"You're finally home!"
"Yes, mom. Sorry it took me so long."
Tokitae, also known as Sk'aliCh'elh-tenaut or Lolita, the lonely orca at the Miami Seaquarium, died yesterday at the age of 57. There were plans to get her to a giant sea pen where she could enjoy the rest of her life and just be an orca again, sadly, she didn't have enough time left.
Toki comes from the endangered Southern Resident population. She was captured in 1970 during the Penn Cove captures where hunters used boats, planes and explosives to drive a large family of Southern Resident orcas into the shallow waters of Penn Cove and then captured seven young orcas to sell to marine parks. Toki was brought to Miami Seaquarium where she shared her tank with Hugo, another orca. Ten years later, in 1980, Hugo died and Toki was left behind. Although she got various tankmates like a pilot whale, a short beaked dolphin and later pacific white-sided dolphins, she has never seen another orca again.

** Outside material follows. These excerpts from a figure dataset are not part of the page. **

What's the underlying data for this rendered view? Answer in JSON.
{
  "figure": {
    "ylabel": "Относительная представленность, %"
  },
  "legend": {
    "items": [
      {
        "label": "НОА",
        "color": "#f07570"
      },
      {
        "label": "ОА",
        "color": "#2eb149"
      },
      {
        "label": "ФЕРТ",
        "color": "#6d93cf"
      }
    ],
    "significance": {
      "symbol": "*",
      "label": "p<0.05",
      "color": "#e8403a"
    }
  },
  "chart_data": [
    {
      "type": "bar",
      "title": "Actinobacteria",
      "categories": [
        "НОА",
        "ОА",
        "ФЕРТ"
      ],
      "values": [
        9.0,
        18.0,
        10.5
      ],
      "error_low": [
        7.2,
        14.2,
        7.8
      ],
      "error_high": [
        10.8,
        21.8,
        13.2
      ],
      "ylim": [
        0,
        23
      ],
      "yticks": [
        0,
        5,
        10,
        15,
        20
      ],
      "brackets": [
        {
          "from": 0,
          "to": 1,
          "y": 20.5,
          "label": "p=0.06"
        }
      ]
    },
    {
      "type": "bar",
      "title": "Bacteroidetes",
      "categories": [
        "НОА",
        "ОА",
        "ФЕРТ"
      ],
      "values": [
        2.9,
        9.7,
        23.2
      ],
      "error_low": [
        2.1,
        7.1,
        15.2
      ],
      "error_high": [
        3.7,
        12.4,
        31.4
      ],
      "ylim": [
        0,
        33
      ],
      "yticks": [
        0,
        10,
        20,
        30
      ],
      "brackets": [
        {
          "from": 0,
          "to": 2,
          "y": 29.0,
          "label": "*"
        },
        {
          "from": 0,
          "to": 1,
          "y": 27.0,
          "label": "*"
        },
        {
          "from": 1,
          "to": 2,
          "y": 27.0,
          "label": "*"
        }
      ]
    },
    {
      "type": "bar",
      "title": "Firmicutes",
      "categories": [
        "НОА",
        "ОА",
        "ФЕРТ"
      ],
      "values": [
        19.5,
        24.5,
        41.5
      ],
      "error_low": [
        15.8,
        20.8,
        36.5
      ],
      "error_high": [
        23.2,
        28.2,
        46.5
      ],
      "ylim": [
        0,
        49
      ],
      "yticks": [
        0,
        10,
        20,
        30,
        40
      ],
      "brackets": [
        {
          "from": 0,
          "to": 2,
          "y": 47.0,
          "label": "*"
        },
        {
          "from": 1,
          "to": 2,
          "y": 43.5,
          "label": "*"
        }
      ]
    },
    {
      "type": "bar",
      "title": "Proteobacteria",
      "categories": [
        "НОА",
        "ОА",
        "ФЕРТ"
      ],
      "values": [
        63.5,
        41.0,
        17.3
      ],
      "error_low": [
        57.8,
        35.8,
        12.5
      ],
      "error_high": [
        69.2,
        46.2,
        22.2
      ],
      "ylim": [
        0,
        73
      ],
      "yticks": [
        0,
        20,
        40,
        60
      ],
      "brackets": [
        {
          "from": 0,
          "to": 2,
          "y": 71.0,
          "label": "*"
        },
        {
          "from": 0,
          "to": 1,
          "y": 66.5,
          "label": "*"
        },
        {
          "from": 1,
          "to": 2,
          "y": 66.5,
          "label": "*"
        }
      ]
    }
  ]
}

Her tank, damaged and rotting, is known as the "Whale Bowl" and only 80-by-35-foot (24 by 11 m) by 20 feet (6 m) deep. Toki was already 6m long herself. She spend 53 years in this tiny tank that was literally falling apart. And yes, it's the same tank she shared with Hugo, an even bigger male. They also performed in this tank. The park didn't retire Tokitae until 2022 (and they did it not because they wanted to but only because they would have had to build a new tank to be allowed to keep doing shows because the whale bowl was in a terrible condition), until then she had to do daily shows where she had to push trainers out of the water on her nose or beach herself on the concrete slideout.
Her mother L25 Ocean Sun is still alive. I wish they could have seen each other again.